Trump Can End Census Now, Says Supreme Court in Ruling That Could Have Big Impact on House Seats
The Supreme Court ruled yesterday that the Trump administration can stop the 2020 census count right now, instead of at the end of the month. The ruling comes in response to officials arguing in an emergency request that an October 31 deadline would keep them from processing census counts by the end of the year.
“A group of local governments and nonprofit groups, led by the National Urban League, said that ending the count early will result in an undercount of immigrants, low-income people and other groups that are difficult to count,” writes James Romoser at SCOTUSblog. Technically, the Court’s order is framed “as a temporary pause of a district judge’s ruling that directed the department to proceed,” he explains. “But due to the compressed timeline for completing the census, the order is likely to be the definitive say on the matter.”
The Commerce Department, which leads the census, wanted to stop on September 30. The National Urban League said it should keep going until October 31, as previously planned.
At first glance, it may seem both sides are arguing over a very small window of time that can’t make that much of a difference either way.

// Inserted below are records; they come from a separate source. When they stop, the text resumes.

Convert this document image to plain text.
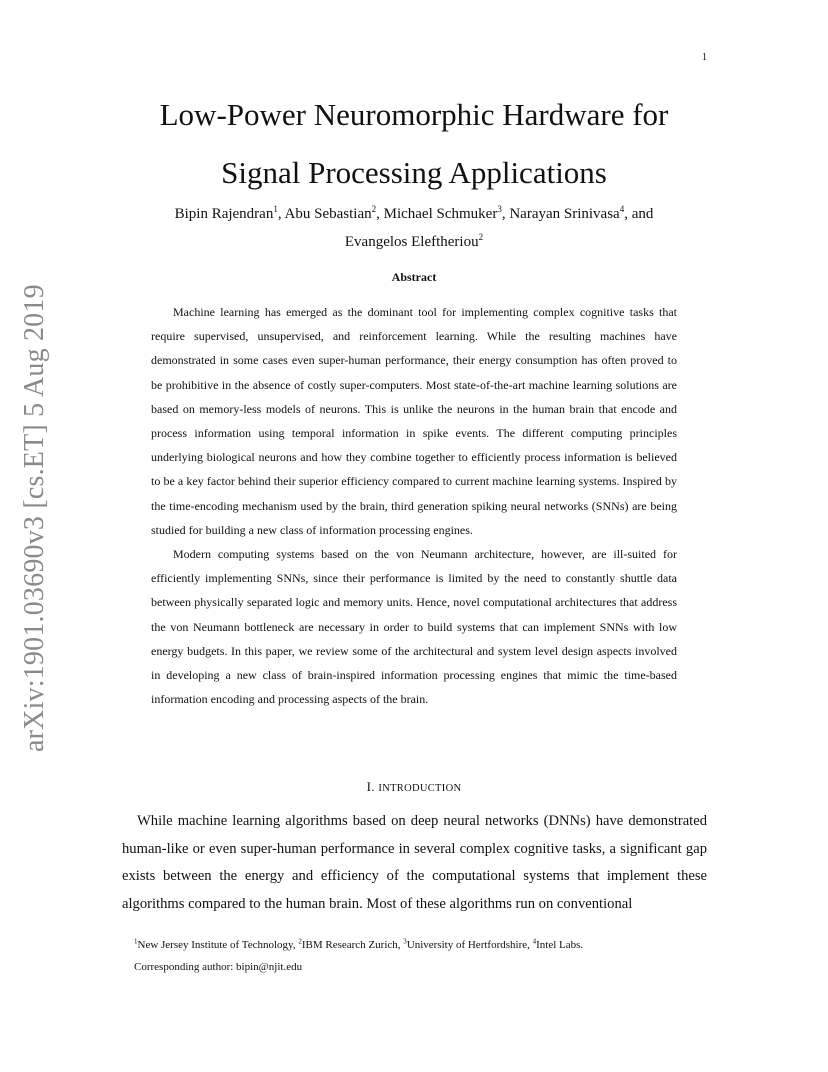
1
arXiv:1901.03690v3 [cs.ET] 5 Aug 2019
Low-Power Neuromorphic Hardware for
Signal Processing Applications
Bipin Rajendran$^1$, Abu Sebastian$^2$, Michael Schmuker$^3$, Narayan Srinivasa$^4$, and
Evangelos Eleftheriou$^2$
Abstract

Machine learning has emerged as the dominant tool for implementing complex cognitive tasks that require supervised, unsupervised, and reinforcement learning. While the resulting machines have demonstrated in some cases even super-human performance, their energy consumption has often proved to be prohibitive in the absence of costly super-computers. Most state-of-the-art machine learning solutions are based on memory-less models of neurons. This is unlike the neurons in the human brain that encode and process information using temporal information in spike events. The different computing principles underlying biological neurons and how they combine together to efficiently process information is believed to be a key factor behind their superior efficiency compared to current machine learning systems. Inspired by the time-encoding mechanism used by the brain, third generation spiking neural networks (SNNs) are being studied for building a new class of information processing engines.

Modern computing systems based on the von Neumann architecture, however, are ill-suited for efficiently implementing SNNs, since their performance is limited by the need to constantly shuttle data between physically separated logic and memory units. Hence, novel computational architectures that address the von Neumann bottleneck are necessary in order to build systems that can implement SNNs with low energy budgets. In this paper, we review some of the architectural and system level design aspects involved in developing a new class of brain-inspired information processing engines that mimic the time-based information encoding and processing aspects of the brain.

I. INTRODUCTION

While machine learning algorithms based on deep neural networks (DNNs) have demonstrated human-like or even super-human performance in several complex cognitive tasks, a significant gap exists between the energy and efficiency of the computational systems that implement these algorithms compared to the human brain. Most of these algorithms run on conventional

$^1$New Jersey Institute of Technology, $^2$IBM Research Zurich, $^3$University of Hertfordshire, $^4$Intel Labs.
Corresponding author: bipin@njit.edu
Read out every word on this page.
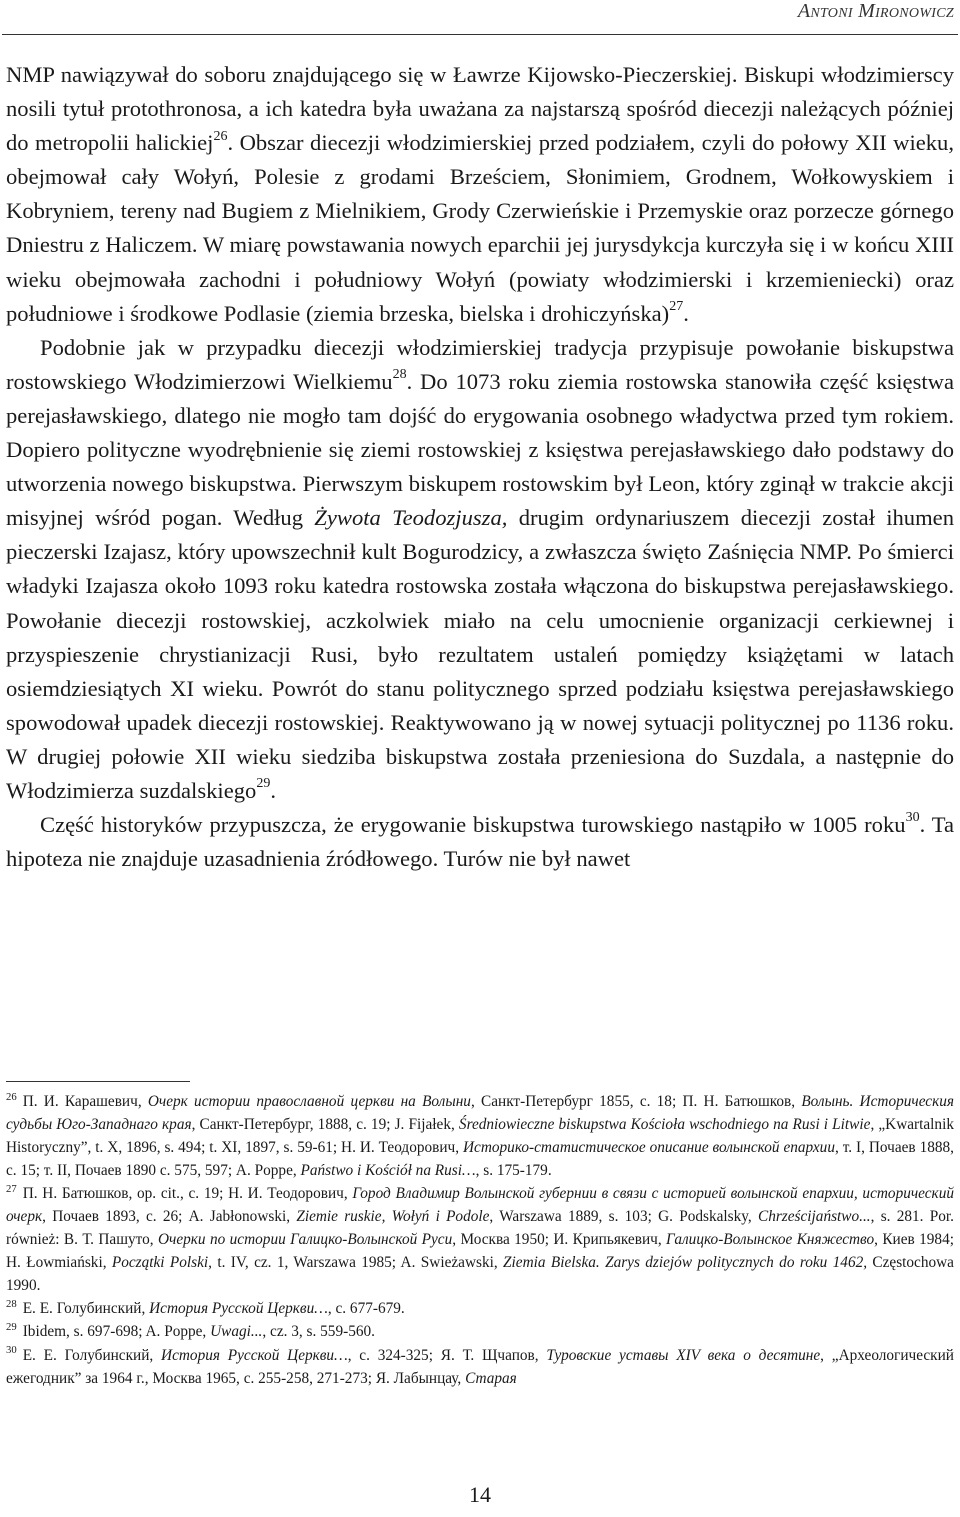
Antoni Mironowicz

NMP nawiązywał do soboru znajdującego się w Ławrze Kijowsko-Pieczerskiej. Biskupi włodzimierscy nosili tytuł protothronosa, a ich katedra była uważana za najstarszą spośród diecezji należących później do metropolii halickiej$^{26}$. Obszar diecezji włodzimierskiej przed podziałem, czyli do połowy XII wieku, obejmował cały Wołyń, Polesie z grodami Brześciem, Słonimiem, Grodnem, Wołkowyskiem i Kobryniem, tereny nad Bugiem z Mielnikiem, Grody Czerwieńskie i Przemyskie oraz porzecze górnego Dniestru z Haliczem. W miarę powstawania nowych eparchii jej jurysdykcja kurczyła się i w końcu XIII wieku obejmowała zachodni i południowy Wołyń (powiaty włodzimierski i krzemieniecki) oraz południowe i środkowe Podlasie (ziemia brzeska, bielska i drohiczyńska)$^{27}$.

Podobnie jak w przypadku diecezji włodzimierskiej tradycja przypisuje powołanie biskupstwa rostowskiego Włodzimierzowi Wielkiemu$^{28}$. Do 1073 roku ziemia rostowska stanowiła część księstwa perejasławskiego, dlatego nie mogło tam dojść do erygowania osobnego władyctwa przed tym rokiem. Dopiero polityczne wyodrębnienie się ziemi rostowskiej z księstwa perejasławskiego dało podstawy do utworzenia nowego biskupstwa. Pierwszym biskupem rostowskim był Leon, który zginął w trakcie akcji misyjnej wśród pogan. Według Żywota Teodozjusza, drugim ordynariuszem diecezji został ihumen pieczerski Izajasz, który upowszechnił kult Bogurodzicy, a zwłaszcza święto Zaśnięcia NMP. Po śmierci władyki Izajasza około 1093 roku katedra rostowska została włączona do biskupstwa perejasławskiego. Powołanie diecezji rostowskiej, aczkolwiek miało na celu umocnienie organizacji cerkiewnej i przyspieszenie chrystianizacji Rusi, było rezultatem ustaleń pomiędzy książętami w latach osiemdziesiątych XI wieku. Powrót do stanu politycznego sprzed podziału księstwa perejasławskiego spowodował upadek diecezji rostowskiej. Reaktywowano ją w nowej sytuacji politycznej po 1136 roku. W drugiej połowie XII wieku siedziba biskupstwa została przeniesiona do Suzdala, a następnie do Włodzimierza suzdalskiego$^{29}$.

Część historyków przypuszcza, że erygowanie biskupstwa turowskiego nastąpiło w 1005 roku$^{30}$. Ta hipoteza nie znajduje uzasadnienia źródłowego. Turów nie był nawet

$^{26}$ П. И. Карашевич, Очерк истории православной церкви на Волыни, Санкт-Петербург 1855, с. 18; П. Н. Батюшков, Волынь. Историческия судьбы Юго-Западнаго края, Санкт-Петербург, 1888, с. 19; J. Fijałek, Średniowieczne biskupstwa Kościoła wschodniego na Rusi i Litwie, „Kwartalnik Historyczny”, t. X, 1896, s. 494; t. XI, 1897, s. 59-61; Н. И. Теодорович, Историко-статистическое описание волынской епархии, т. I, Почаев 1888, с. 15; т. II, Почаев 1890 с. 575, 597; A. Poppe, Państwo i Kościół na Rusi…, s. 175-179.

$^{27}$ П. Н. Батюшков, op. cit., с. 19; Н. И. Теодорович, Город Владимир Волынской губернии в связи с историей волынской епархии, исторический очерк, Почаев 1893, с. 26; A. Jabłonowski, Ziemie ruskie, Wołyń i Podole, Warszawa 1889, s. 103; G. Podskalsky, Chrześcijaństwo..., s. 281. Por. również: В. Т. Пашуто, Очерки по истории Галицко-Волынской Руси, Москва 1950; И. Крипьякевич, Галицко-Волынское Княжество, Киев 1984; H. Łowmiański, Początki Polski, t. IV, cz. 1, Warszawa 1985; A. Swieżawski, Ziemia Bielska. Zarys dziejów politycznych do roku 1462, Częstochowa 1990.

$^{28}$ Е. Е. Голубинский, История Русской Церкви…, с. 677-679.

$^{29}$ Ibidem, s. 697-698; A. Poppe, Uwagi..., cz. 3, s. 559-560.

$^{30}$ Е. Е. Голубинский, История Русской Церкви…, с. 324-325; Я. Т. Щчапов, Туровские уставы XIV века о десятине, „Археологический ежегодник” за 1964 г., Москва 1965, с. 255-258, 271-273; Я. Лабынцау, Старая

14
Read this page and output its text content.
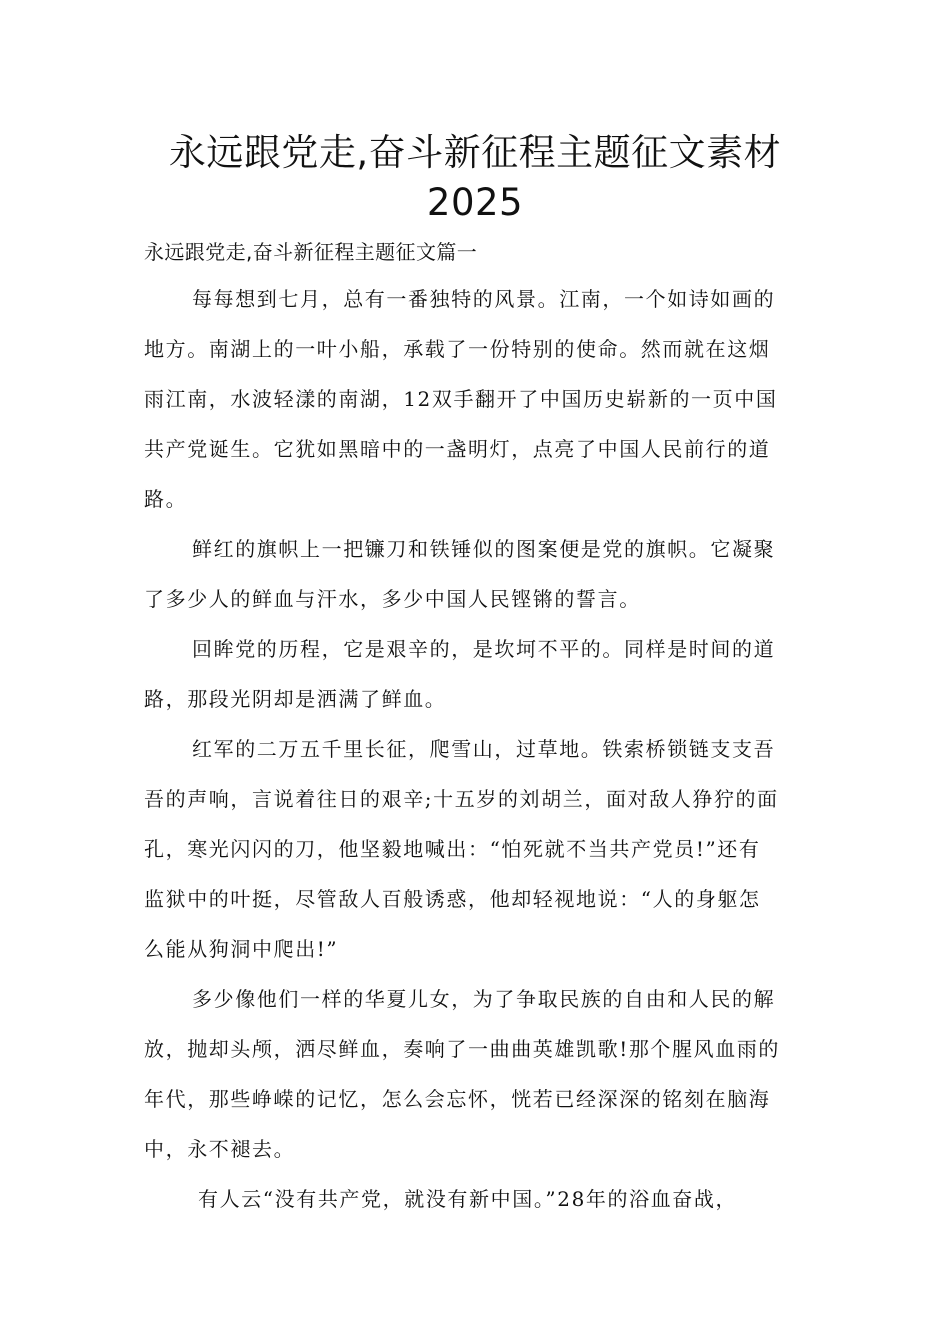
永远跟党走,奋斗新征程主题征文素材
2025
永远跟党走,奋斗新征程主题征文篇一
每每想到七月，总有一番独特的风景。江南，一个如诗如画的
地方。南湖上的一叶小船，承载了一份特别的使命。然而就在这烟
雨江南，水波轻漾的南湖，12双手翻开了中国历史崭新的一页中国
共产党诞生。它犹如黑暗中的一盏明灯，点亮了中国人民前行的道
路。
鲜红的旗帜上一把镰刀和铁锤似的图案便是党的旗帜。它凝聚
了多少人的鲜血与汗水，多少中国人民铿锵的誓言。
回眸党的历程，它是艰辛的，是坎坷不平的。同样是时间的道
路，那段光阴却是洒满了鲜血。
红军的二万五千里长征，爬雪山，过草地。铁索桥锁链支支吾
吾的声响，言说着往日的艰辛;十五岁的刘胡兰，面对敌人狰狞的面
孔，寒光闪闪的刀，他坚毅地喊出：“怕死就不当共产党员!”还有
监狱中的叶挺，尽管敌人百般诱惑，他却轻视地说：“人的身躯怎
么能从狗洞中爬出!”
多少像他们一样的华夏儿女，为了争取民族的自由和人民的解
放，抛却头颅，洒尽鲜血，奏响了一曲曲英雄凯歌!那个腥风血雨的
年代，那些峥嵘的记忆，怎么会忘怀，恍若已经深深的铭刻在脑海
中，永不褪去。
有人云“没有共产党，就没有新中国。”28年的浴血奋战，
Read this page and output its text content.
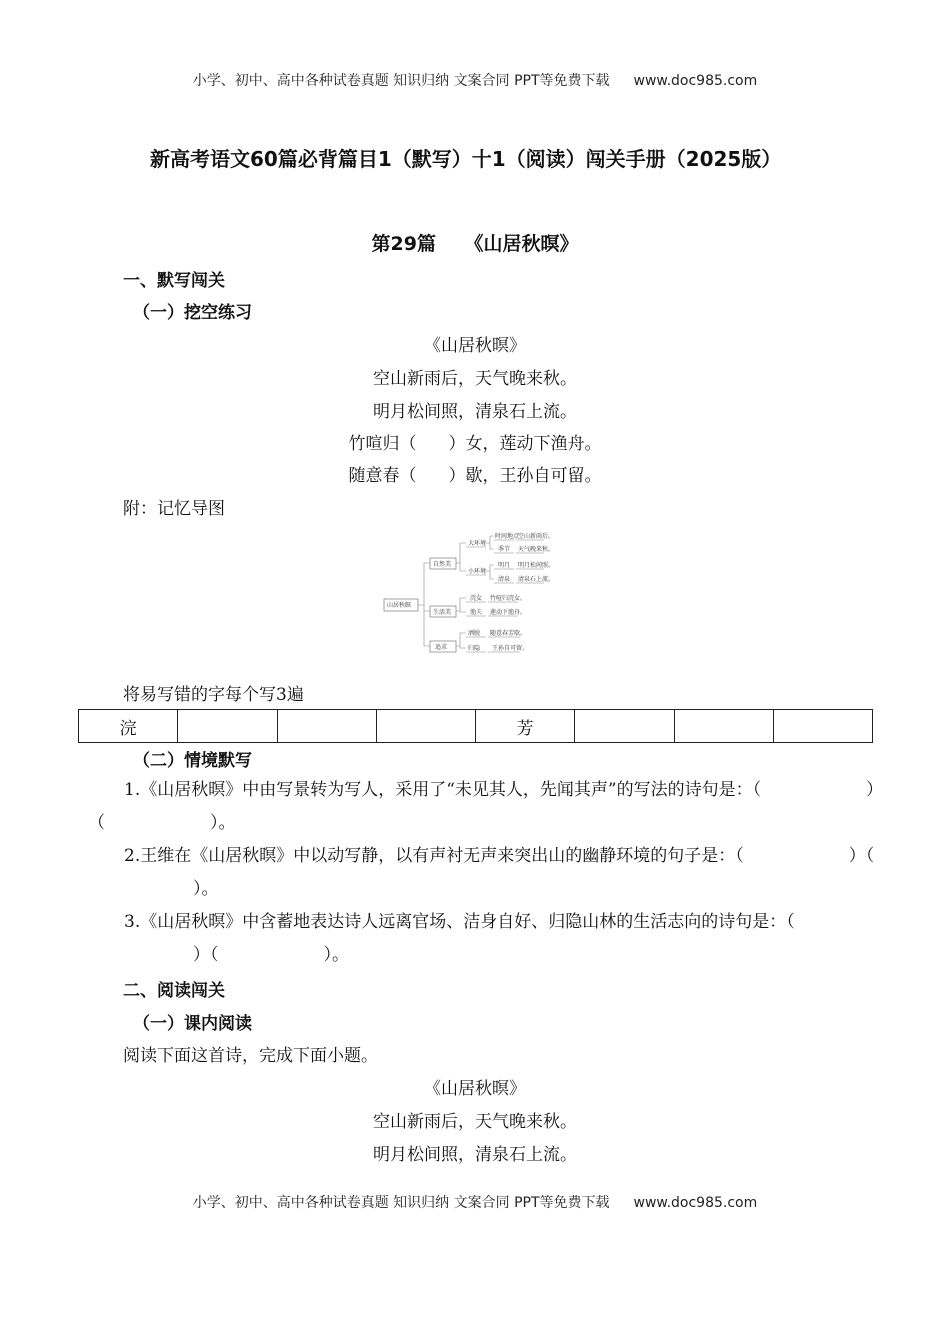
小学、初中、高中各种试卷真题 知识归纳 文案合同 PPT等免费下载 www.doc985.com
新高考语文60篇必背篇目1（默写）十1（阅读）闯关手册（2025版）
第29篇　　《山居秋暝》
一、默写闯关
（一）挖空练习
《山居秋暝》
空山新雨后，天气晚来秋。
明月松间照，清泉石上流。
竹喧归（ ）女，莲动下渔舟。
随意春（ ）歇，王孙自可留。
附：记忆导图
山居秋暝
自然美
生活美
追求
大环境
小环境
时间地点
空山新雨后。
季节 天气晚来秋。
明月 明月松间照。
清泉 清泉石上流。
浣女 竹喧归浣女。
渔夫 莲动下渔舟。
洒脱 随意春芳歇。
归隐 王孙自可留。
将易写错的字每个写3遍
浣				芳			
（二）情境默写
1.《山居秋暝》中由写景转为写人，采用了“未见其人，先闻其声”的写法的诗句是：（	）（	）。
2.王维在《山居秋暝》中以动写静，以有声衬无声来突出山的幽静环境的句子是：（	）（）。
3.《山居秋暝》中含蓄地表达诗人远离官场、洁身自好、归隐山林的生活志向的诗句是：（）（	）。
二、阅读闯关
（一）课内阅读
阅读下面这首诗，完成下面小题。
《山居秋暝》
空山新雨后，天气晚来秋。
明月松间照，清泉石上流。
小学、初中、高中各种试卷真题 知识归纳 文案合同 PPT等免费下载 www.doc985.com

But Republicans want to make sure they wrap things up while President Donald Trump is still in power because census numbers are used to determine how seats in the House of Representatives are apportioned—a process the administration wants to change.
Per two executive orders, the first in July 2019 and the second in July 2020, Trump declared that the census would include a question about citizenship status and then that “for the purpose of the reapportionment of Representatives following the 2020 census, it is the policy of the United States to exclude from the apportionment base aliens who are not in a lawful immigration status.”